- Born: 13 July 1881 Folkestone, Kent, England
- Died: 20 September 1944 (aged 63) Tasmania, Australia
- Occupation: educationist
- Parents: Uriah John Unwin; Sophia Jane;

= Ernest Ewart Unwin =

Australian educationist (1881–1944)

Ernest Ewart Unwin (13 July 1881 – 20 September 1944) was an Australian Quaker educationist. Born in England, he held a variety of positions in several Quaker schools before lecturing at the University of Leeds, his alma mater. A conscientious objector during World War I, he emigrated to Australia in 1923 to headmaster a school in Hobart. After enlisting the financial assistance of Quaker organisations in the area, Unwin oversaw great expansion of the Tasmanian education system, creating and serving on several Boards of Education at local and state level for both community schools and the University of Tasmania.

==Career==
Unwin was born in Folkestone, Kent in 1881 to father Uriah John Unwin, a bricklayer, and his wife Sophia Jane, née Martin. He was educated at the Quaker schools of Saffron Walden and Ackworth, before graduating from the University of Leeds in 1901. He immediately returned to teach at Ackworth between 1901 and 1904, before becoming a science lecturer at Leeds University in 1908. In April 1910 he was married to his fiancé, Ursula Dymond Thorp. They moved to York in 1912, where Unwin taught at Bootham School followed by a Quaker school in Leighton Park. He published his first book, Pond Problems in 1914.

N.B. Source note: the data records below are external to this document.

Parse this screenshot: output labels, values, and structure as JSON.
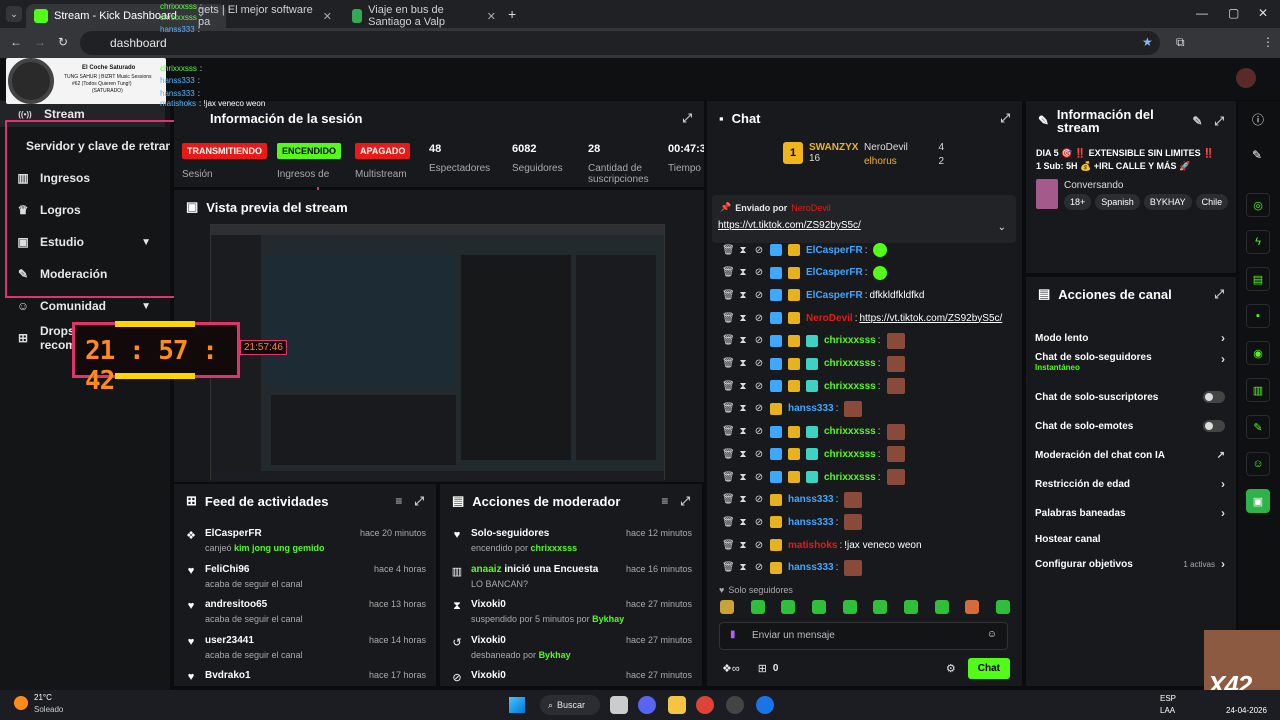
{
  "browser": {
    "tabs": [
      {
        "title": "Stream - Kick Dashboard",
        "active": true
      },
      {
        "title": "gets | El mejor software pa",
        "active": false
      },
      {
        "title": "Viaje en bus de Santiago a Valp",
        "active": false
      }
    ],
    "new_tab": "+",
    "address": "dashboard",
    "window_controls": {
      "minimize": "—",
      "maximize": "▢",
      "close": "✕"
    }
  },
  "overlay": {
    "now_playing": {
      "title": "El Coche Saturado",
      "line1": "TUNG SAHUR | BIZRT Music Sessions",
      "line2": "#62 (Todos Quieren Tung!)",
      "line3": "(SATURADO)"
    },
    "chat_lines": [
      {
        "name": "chrixxxsss",
        "green": true,
        "text": ":"
      },
      {
        "name": "chrixxxsss",
        "green": true,
        "text": ":"
      },
      {
        "name": "hanss333",
        "green": false,
        "text": ":"
      },
      {
        "name": "chrixxxsss",
        "green": true,
        "text": ":"
      },
      {
        "name": "hanss333",
        "green": false,
        "text": ":"
      },
      {
        "name": "hanss333",
        "green": false,
        "text": ":"
      },
      {
        "name": "matishoks",
        "green": false,
        "text": ": !jax veneco weon"
      }
    ],
    "timer_big": "21 : 57 : 42",
    "timer_small": "21:57:46",
    "watermark": "X42"
  },
  "sidebar": {
    "items": [
      {
        "label": "Stream",
        "icon": "broadcast-icon",
        "glyph": "((•))",
        "chevron": false
      },
      {
        "label": "Servidor y clave de retransn",
        "icon": "",
        "glyph": "",
        "chevron": false
      },
      {
        "label": "Ingresos",
        "icon": "chart-icon",
        "glyph": "▥",
        "chevron": false
      },
      {
        "label": "Logros",
        "icon": "trophy-icon",
        "glyph": "♛",
        "chevron": false
      },
      {
        "label": "Estudio",
        "icon": "studio-icon",
        "glyph": "▣",
        "chevron": true
      },
      {
        "label": "Moderación",
        "icon": "wrench-icon",
        "glyph": "✎",
        "chevron": false
      },
      {
        "label": "Comunidad",
        "icon": "community-icon",
        "glyph": "☺",
        "chevron": true
      },
      {
        "label": "Drops y recompensas",
        "icon": "gift-icon",
        "glyph": "⊞",
        "chevron": false
      }
    ]
  },
  "session": {
    "title": "Información de la sesión",
    "stats": [
      {
        "badge": "TRANSMITIENDO",
        "badge_color": "#e91916",
        "label": "Sesión"
      },
      {
        "badge": "ENCENDIDO",
        "badge_color": "#53fc18",
        "label": "Ingresos de"
      },
      {
        "badge": "APAGADO",
        "badge_color": "#e91916",
        "label": "Multistream"
      },
      {
        "value": "48",
        "label": "Espectadores"
      },
      {
        "value": "6082",
        "label": "Seguidores"
      },
      {
        "value": "28",
        "label": "Cantidad de suscripciones"
      },
      {
        "value": "00:47:3",
        "label": "Tiempo"
      }
    ]
  },
  "preview": {
    "title": "Vista previa del stream"
  },
  "feed": {
    "title": "Feed de actividades",
    "items": [
      {
        "icon": "gift-icon",
        "glyph": "❖",
        "name": "ElCasperFR",
        "time": "hace 20 minutos",
        "sub_prefix": "canjeó ",
        "sub_highlight": "kim jong ung gemido",
        "sub_suffix": ""
      },
      {
        "icon": "heart-icon",
        "glyph": "♥",
        "name": "FeliChi96",
        "time": "hace 4 horas",
        "sub_prefix": "acaba de seguir el canal",
        "sub_highlight": "",
        "sub_suffix": ""
      },
      {
        "icon": "heart-icon",
        "glyph": "♥",
        "name": "andresitoo65",
        "time": "hace 13 horas",
        "sub_prefix": "acaba de seguir el canal",
        "sub_highlight": "",
        "sub_suffix": ""
      },
      {
        "icon": "heart-icon",
        "glyph": "♥",
        "name": "user23441",
        "time": "hace 14 horas",
        "sub_prefix": "acaba de seguir el canal",
        "sub_highlight": "",
        "sub_suffix": ""
      },
      {
        "icon": "heart-icon",
        "glyph": "♥",
        "name": "Bvdrako1",
        "time": "hace 17 horas",
        "sub_prefix": "",
        "sub_highlight": "",
        "sub_suffix": ""
      }
    ]
  },
  "modactions": {
    "title": "Acciones de moderador",
    "items": [
      {
        "icon": "heart-icon",
        "glyph": "♥",
        "name": "Solo-seguidores",
        "name_hl": "",
        "time": "hace 12 minutos",
        "sub_prefix": "encendido por ",
        "sub_highlight": "chrixxxsss"
      },
      {
        "icon": "poll-icon",
        "glyph": "▥",
        "name": " inició una Encuesta",
        "name_hl": "anaaiz",
        "time": "hace 16 minutos",
        "sub_prefix": "LO BANCAN?",
        "sub_highlight": ""
      },
      {
        "icon": "hourglass-icon",
        "glyph": "⧗",
        "name": "Vixoki0",
        "name_hl": "",
        "time": "hace 27 minutos",
        "sub_prefix": "suspendido por 5 minutos por ",
        "sub_highlight": "Bykhay"
      },
      {
        "icon": "undo-icon",
        "glyph": "↺",
        "name": "Vixoki0",
        "name_hl": "",
        "time": "hace 27 minutos",
        "sub_prefix": "desbaneado por ",
        "sub_highlight": "Bykhay"
      },
      {
        "icon": "ban-icon",
        "glyph": "⊘",
        "name": "Vixoki0",
        "name_hl": "",
        "time": "hace 27 minutos",
        "sub_prefix": "",
        "sub_highlight": ""
      }
    ]
  },
  "chat": {
    "title": "Chat",
    "leaderboard": {
      "rank": "1",
      "top_name": "SWANZYX",
      "top_value": "16",
      "others": [
        {
          "name": "NeroDevil",
          "value": "4"
        },
        {
          "name": "elhorus",
          "value": "2"
        }
      ]
    },
    "pinned": {
      "label": "Enviado por",
      "by": "NeroDevil",
      "link": "https://vt.tiktok.com/ZS92byS5c/"
    },
    "messages": [
      {
        "name": "ElCasperFR",
        "color": "#3ea7ff",
        "gem": false,
        "text": "",
        "emote": "green"
      },
      {
        "name": "ElCasperFR",
        "color": "#3ea7ff",
        "gem": false,
        "text": "",
        "emote": "green"
      },
      {
        "name": "ElCasperFR",
        "color": "#3ea7ff",
        "gem": false,
        "text": "dfkkldfkldfkd",
        "emote": ""
      },
      {
        "name": "NeroDevil",
        "color": "#e91916",
        "gem": false,
        "text": "https://vt.tiktok.com/ZS92byS5c/",
        "emote": ""
      },
      {
        "name": "chrixxxsss",
        "color": "#53fc18",
        "gem": true,
        "text": "",
        "emote": "face"
      },
      {
        "name": "chrixxxsss",
        "color": "#53fc18",
        "gem": true,
        "text": "",
        "emote": "face"
      },
      {
        "name": "chrixxxsss",
        "color": "#53fc18",
        "gem": true,
        "text": "",
        "emote": "face"
      },
      {
        "name": "hanss333",
        "color": "#3ea7ff",
        "gem": false,
        "text": "",
        "emote": "face"
      },
      {
        "name": "chrixxxsss",
        "color": "#53fc18",
        "gem": true,
        "text": "",
        "emote": "face"
      },
      {
        "name": "chrixxxsss",
        "color": "#53fc18",
        "gem": true,
        "text": "",
        "emote": "face"
      },
      {
        "name": "chrixxxsss",
        "color": "#53fc18",
        "gem": true,
        "text": "",
        "emote": "face"
      },
      {
        "name": "hanss333",
        "color": "#3ea7ff",
        "gem": false,
        "text": "",
        "emote": "face"
      },
      {
        "name": "hanss333",
        "color": "#3ea7ff",
        "gem": false,
        "text": "",
        "emote": "face"
      },
      {
        "name": "matishoks",
        "color": "#e91916",
        "gem": false,
        "text": "!jax veneco weon",
        "emote": ""
      },
      {
        "name": "hanss333",
        "color": "#3ea7ff",
        "gem": false,
        "text": "",
        "emote": "face"
      }
    ],
    "mode_label": "Solo seguidores",
    "input_placeholder": "Enviar un mensaje",
    "points": "0",
    "send_label": "Chat"
  },
  "stream_info": {
    "title": "Información del stream",
    "stream_title_line1": "DIA 5 🎯 ‼️ EXTENSIBLE SIN LIMITES ‼️",
    "stream_title_line2": "1 Sub: 5H 💰 +IRL CALLE Y MÁS 🚀",
    "category": "Conversando",
    "tags": [
      "18+",
      "Spanish",
      "BYKHAY",
      "Chile"
    ]
  },
  "channel_actions": {
    "title": "Acciones de canal",
    "items": [
      {
        "label": "Modo lento",
        "sub": "",
        "control": "arrow"
      },
      {
        "label": "Chat de solo-seguidores",
        "sub": "Instantáneo",
        "control": "arrow"
      },
      {
        "label": "Chat de solo-suscriptores",
        "sub": "",
        "control": "toggle"
      },
      {
        "label": "Chat de solo-emotes",
        "sub": "",
        "control": "toggle"
      },
      {
        "label": "Moderación del chat con IA",
        "sub": "",
        "control": "external"
      },
      {
        "label": "Restricción de edad",
        "sub": "",
        "control": "arrow"
      },
      {
        "label": "Palabras baneadas",
        "sub": "",
        "control": "arrow"
      },
      {
        "label": "Hostear canal",
        "sub": "",
        "control": "none"
      },
      {
        "label": "Configurar objetivos",
        "sub": "1 activas",
        "control": "arrow"
      }
    ]
  },
  "taskbar": {
    "weather_temp": "21°C",
    "weather_desc": "Soleado",
    "search_label": "Buscar",
    "lang_top": "ESP",
    "lang_bottom": "LAA",
    "time": "08",
    "date": "24-04-2026"
  },
  "colors": {
    "kick_green": "#53fc18",
    "live_red": "#e91916",
    "highlight_pink": "#e0336b",
    "timer_orange": "#ff8c1a"
  }
}
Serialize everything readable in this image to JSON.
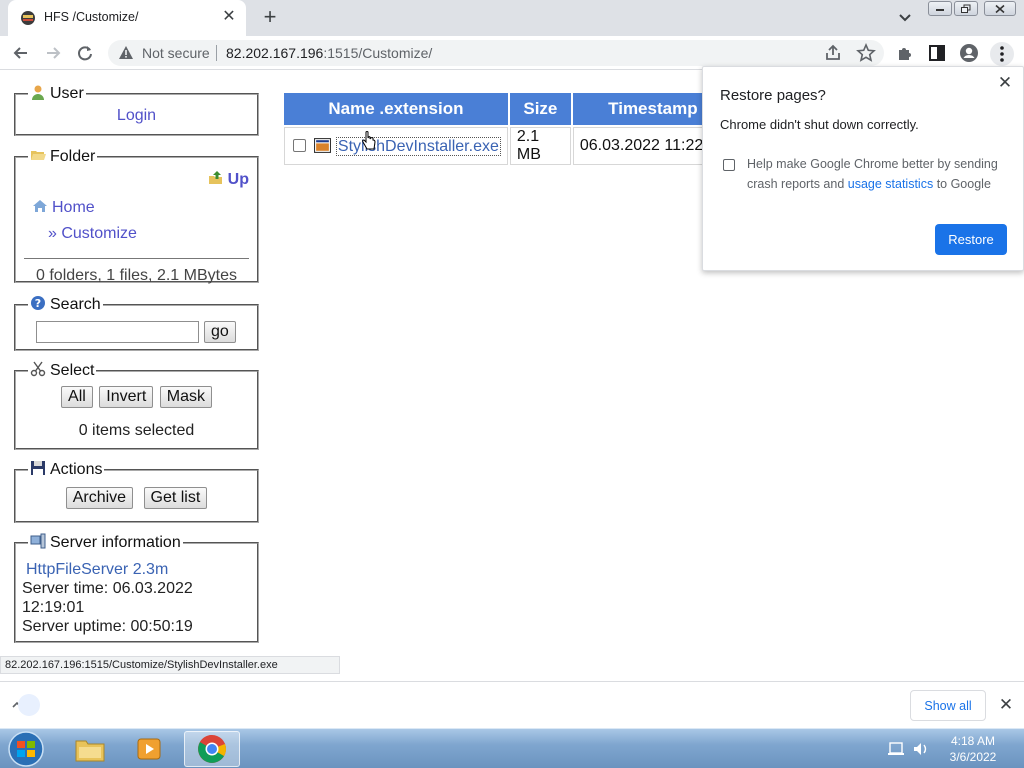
{
  "browser": {
    "tab_title": "HFS /Customize/",
    "not_secure": "Not secure",
    "url_host": "82.202.167.196",
    "url_rest": ":1515/Customize/"
  },
  "sidebar": {
    "user": {
      "legend": "User",
      "login": "Login"
    },
    "folder": {
      "legend": "Folder",
      "up": "Up",
      "home": "Home",
      "current": "» Customize",
      "summary": "0 folders, 1 files, 2.1 MBytes"
    },
    "search": {
      "legend": "Search",
      "value": "",
      "go": "go"
    },
    "select": {
      "legend": "Select",
      "all": "All",
      "invert": "Invert",
      "mask": "Mask",
      "count": "0 items selected"
    },
    "actions": {
      "legend": "Actions",
      "archive": "Archive",
      "get_list": "Get list"
    },
    "server": {
      "legend": "Server information",
      "name": "HttpFileServer 2.3m",
      "time_line1": "Server time: 06.03.2022",
      "time_line2": "12:19:01",
      "uptime": "Server uptime: 00:50:19"
    }
  },
  "file_table": {
    "headers": [
      "Name .extension",
      "Size",
      "Timestamp"
    ],
    "rows": [
      {
        "name": "StylishDevInstaller.exe",
        "size": "2.1 MB",
        "timestamp": "06.03.2022 11:22"
      }
    ]
  },
  "restore_bubble": {
    "title": "Restore pages?",
    "message": "Chrome didn't shut down correctly.",
    "help_prefix": "Help make Google Chrome better by sending crash reports and ",
    "help_link": "usage statistics",
    "help_suffix": " to Google",
    "button": "Restore"
  },
  "status_url": "82.202.167.196:1515/Customize/StylishDevInstaller.exe",
  "download_shelf": {
    "show_all": "Show all"
  },
  "taskbar": {
    "time": "4:18 AM",
    "date": "3/6/2022"
  },
  "colors": {
    "header_blue": "#4a7fd6",
    "link": "#5151c9",
    "chrome_blue": "#1a73e8"
  }
}
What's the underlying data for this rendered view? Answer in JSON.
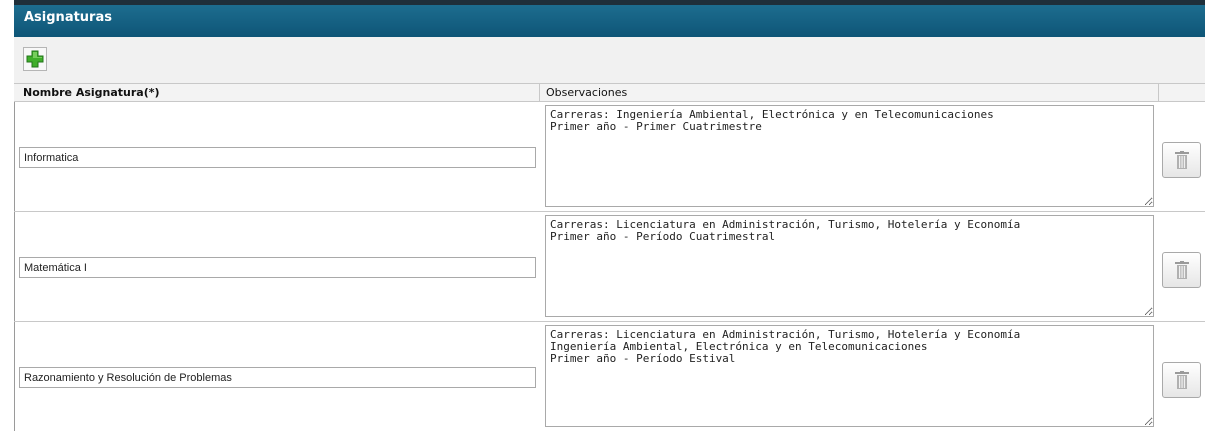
{
  "panel": {
    "title": "Asignaturas",
    "add_icon": "plus-icon"
  },
  "table": {
    "columns": [
      "Nombre Asignatura(*)",
      "Observaciones",
      ""
    ],
    "delete_icon": "trash-icon",
    "rows": [
      {
        "name": "Informatica",
        "observations": "Carreras: Ingeniería Ambiental, Electrónica y en Telecomunicaciones\nPrimer año - Primer Cuatrimestre"
      },
      {
        "name": "Matemática I",
        "observations": "Carreras: Licenciatura en Administración, Turismo, Hotelería y Economía\nPrimer año - Período Cuatrimestral"
      },
      {
        "name": "Razonamiento y Resolución de Problemas",
        "observations": "Carreras: Licenciatura en Administración, Turismo, Hotelería y Economía\nIngeniería Ambiental, Electrónica y en Telecomunicaciones\nPrimer año - Período Estival"
      }
    ]
  }
}
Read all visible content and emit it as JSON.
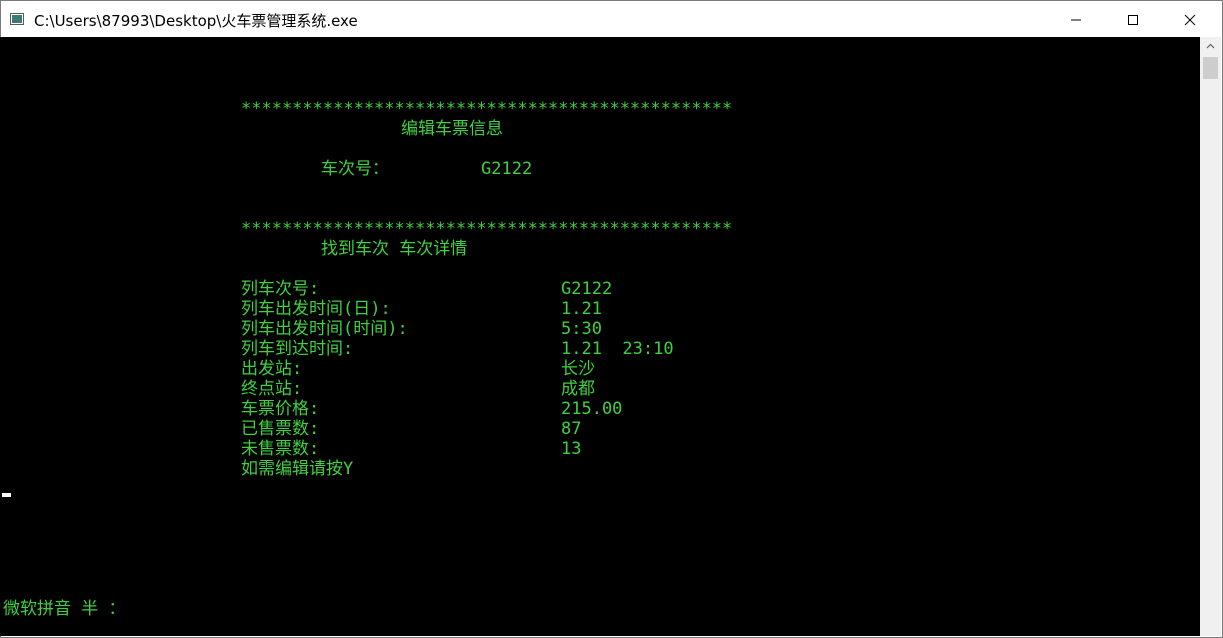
{
  "window": {
    "title": "C:\\Users\\87993\\Desktop\\火车票管理系统.exe"
  },
  "console": {
    "separator1": "************************************************",
    "header1": "编辑车票信息",
    "train_label": "车次号：",
    "train_value": "G2122",
    "separator2": "************************************************",
    "header2": "找到车次 车次详情",
    "details": [
      {
        "label": "列车次号:",
        "value": "G2122"
      },
      {
        "label": "列车出发时间(日):",
        "value": "1.21"
      },
      {
        "label": "列车出发时间(时间):",
        "value": "5:30"
      },
      {
        "label": "列车到达时间:",
        "value": "1.21  23:10"
      },
      {
        "label": "出发站:",
        "value": "长沙"
      },
      {
        "label": "终点站:",
        "value": "成都"
      },
      {
        "label": "车票价格:",
        "value": "215.00"
      },
      {
        "label": "已售票数:",
        "value": "87"
      },
      {
        "label": "未售票数:",
        "value": "13"
      }
    ],
    "prompt": "如需编辑请按Y",
    "ime_status": "微软拼音 半 ："
  },
  "colors": {
    "console_bg": "#000000",
    "console_text": "#3fd13f",
    "titlebar_bg": "#ffffff"
  }
}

A conscientious objector during the First World War, Unwin continued to teach for its duration. Following the end of the war he published his second work, As a Man Thinketh, followed by his third: Religion and Biology, in 1922. The next year he emigrated to Australia to assume the headmastership of Friends' School in Hobart. He undertook a rebuilding and expansion play aided by financial support from local Quakers, which was highly successful. He became a popular figure, "often the subject of intense curiosity. One of them described him as 'short and stockily built', with slightly bowed legs, fresh complexion, fair hair and penetrating blue eyes. Customarily he wore a bowler hat and carried pigskin gloves, while in winter he donned spats."

Recognised for his abilities, Unwin was selected by the Tasmanian government to join a state education board in 1925. He became secretary for Tasmania's committee on educational extension in 1942, and created the Association of Headmasters and Headmistresses of the Independent Schools of Tasmania, for which he was secretary until his death 1944.